最高にカッコいいロックンロールが《空港待合室》であるならば、佐野元春がずっとこれまでも生み出し続けて来た最良のロックンロールの現在が《紅い月》なのだと私は思う。この曲では派手さを感じさせる様なものは殆ど何も用いられてはいないのだが、佐野元春をファクターとした喜怒哀楽の素のようなものが、その音やそのビートに、丁寧にとても細やかに絶妙な加減で練りこまれている。佐野元春の声で語られる情景やストーリーとザ・コヨーテバンドの演奏とが見事に一体化して見せてくれる世界感の高まりはこのアルバムならではの体験だ。まさしく最良のロックンロールとしか言えない一曲だ。

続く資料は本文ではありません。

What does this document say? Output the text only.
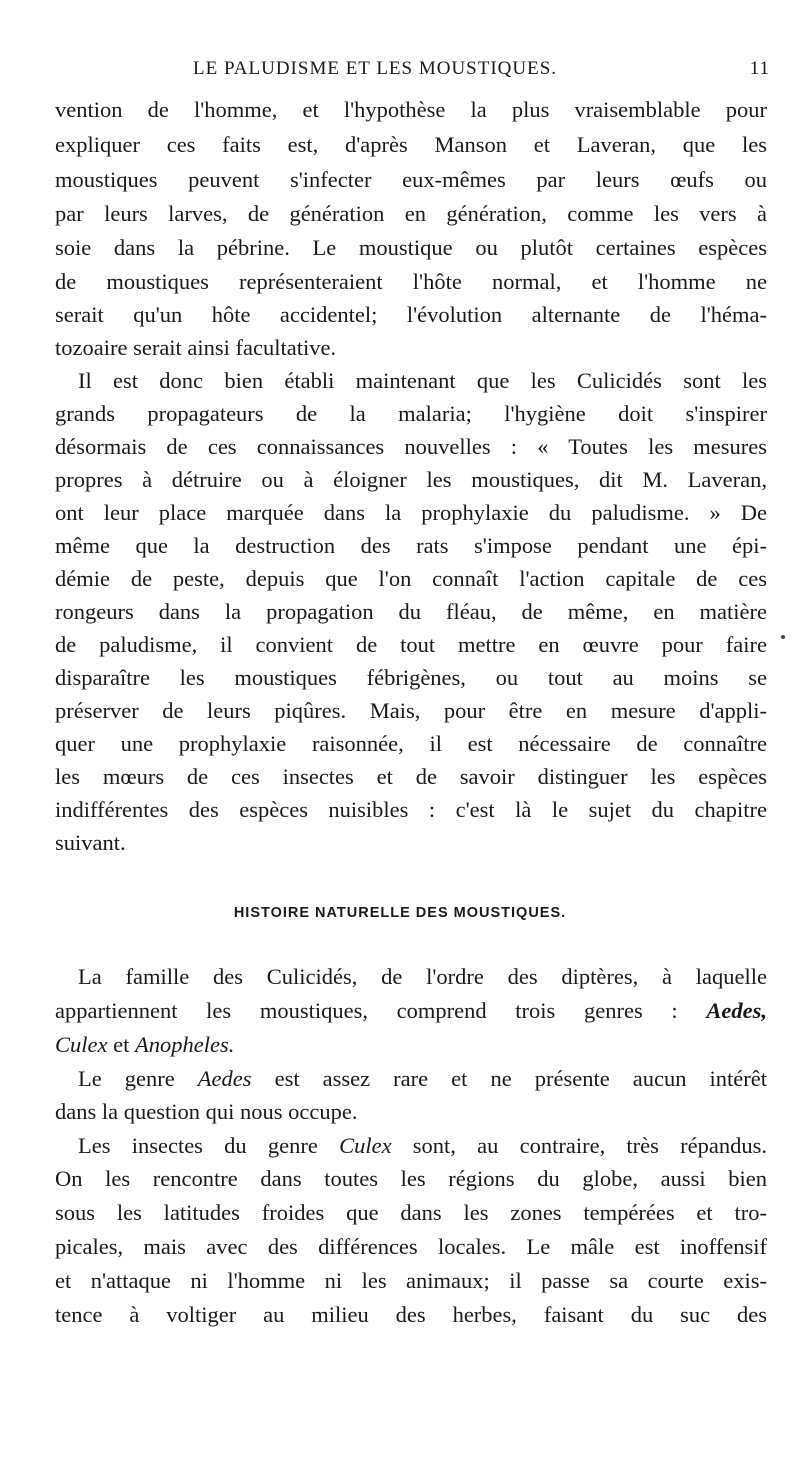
LE PALUDISME ET LES MOUSTIQUES.	11
vention de l'homme, et l'hypothèse la plus vraisemblable pour
expliquer ces faits est, d'après Manson et Laveran, que les
moustiques peuvent s'infecter eux-mêmes par leurs œufs ou
par leurs larves, de génération en génération, comme les vers à
soie dans la pébrine. Le moustique ou plutôt certaines espèces
de moustiques représenteraient l'hôte normal, et l'homme ne
serait qu'un hôte accidentel; l'évolution alternante de l'héma-
tozoaire serait ainsi facultative.
Il est donc bien établi maintenant que les Culicidés sont les
grands propagateurs de la malaria; l'hygiène doit s'inspirer
désormais de ces connaissances nouvelles : « Toutes les mesures
propres à détruire ou à éloigner les moustiques, dit M. Laveran,
ont leur place marquée dans la prophylaxie du paludisme. » De
même que la destruction des rats s'impose pendant une épi-
démie de peste, depuis que l'on connaît l'action capitale de ces
rongeurs dans la propagation du fléau, de même, en matière
de paludisme, il convient de tout mettre en œuvre pour faire
disparaître les moustiques fébrigènes, ou tout au moins se
préserver de leurs piqûres. Mais, pour être en mesure d'appli-
quer une prophylaxie raisonnée, il est nécessaire de connaître
les mœurs de ces insectes et de savoir distinguer les espèces
indifférentes des espèces nuisibles : c'est là le sujet du chapitre
suivant.
HISTOIRE NATURELLE DES MOUSTIQUES.
La famille des Culicidés, de l'ordre des diptères, à laquelle
appartiennent les moustiques, comprend trois genres : Aedes,
Culex et Anopheles.
Le genre Aedes est assez rare et ne présente aucun intérêt
dans la question qui nous occupe.
Les insectes du genre Culex sont, au contraire, très répandus.
On les rencontre dans toutes les régions du globe, aussi bien
sous les latitudes froides que dans les zones tempérées et tro-
picales, mais avec des différences locales. Le mâle est inoffensif
et n'attaque ni l'homme ni les animaux; il passe sa courte exis-
tence à voltiger au milieu des herbes, faisant du suc des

空に浮かぶ紅い月には幾つもの姿があって。いつもの月明かりが地球の影に隠れていく様、天体としての月の様、大気の塵が赤みを帯びて月に映る様。それに紅い月を見つめる数多の視点と概念が加わる。同じ世界に生きて行く上でも幾つものニュースがあって、それぞれの地でそれぞれの違う視点で、生きている人たち、死と隣り合わせの人たちが居て。身近に引き寄せてみても現在はまさに変革の時代の最中、願った未来とは違う様々な動きと、かつての希望と現在の毎日と、あらゆるところで生じた隔たりはどれもこれも埋めることが出来ないままでいる。このような現実を私はこの佐野元春のニューアルバム『BLOOD MOON』とともに再認識している。
〈世界は歪んだ卵〉とコヨーテ三部作の一作目で歌われた歪みはあいにく今も健在の世の中である。だからといって内省的に篭るだけでは生きていく足しにはならない。

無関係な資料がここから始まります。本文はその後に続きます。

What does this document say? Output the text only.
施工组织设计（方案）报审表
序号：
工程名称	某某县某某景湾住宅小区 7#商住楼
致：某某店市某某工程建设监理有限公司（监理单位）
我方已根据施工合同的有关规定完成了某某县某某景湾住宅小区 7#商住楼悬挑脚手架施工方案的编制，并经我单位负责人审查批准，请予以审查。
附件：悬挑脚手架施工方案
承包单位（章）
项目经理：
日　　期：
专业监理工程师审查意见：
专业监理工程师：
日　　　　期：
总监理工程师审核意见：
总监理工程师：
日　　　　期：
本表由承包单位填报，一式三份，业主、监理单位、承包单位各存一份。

2015年夏、佐野元春ニューアルバム『BLOOD MOON』の12の曲から繰り返し繰り出すダンサブルなビートやメッセージで、"この世界が内包している隔たりや歪みさえも、グルーヴに変換して生きていくエネルギーの糧にしてみてどうだい?" と、この『BLOOD MOON』は、今の私にそう語りかける。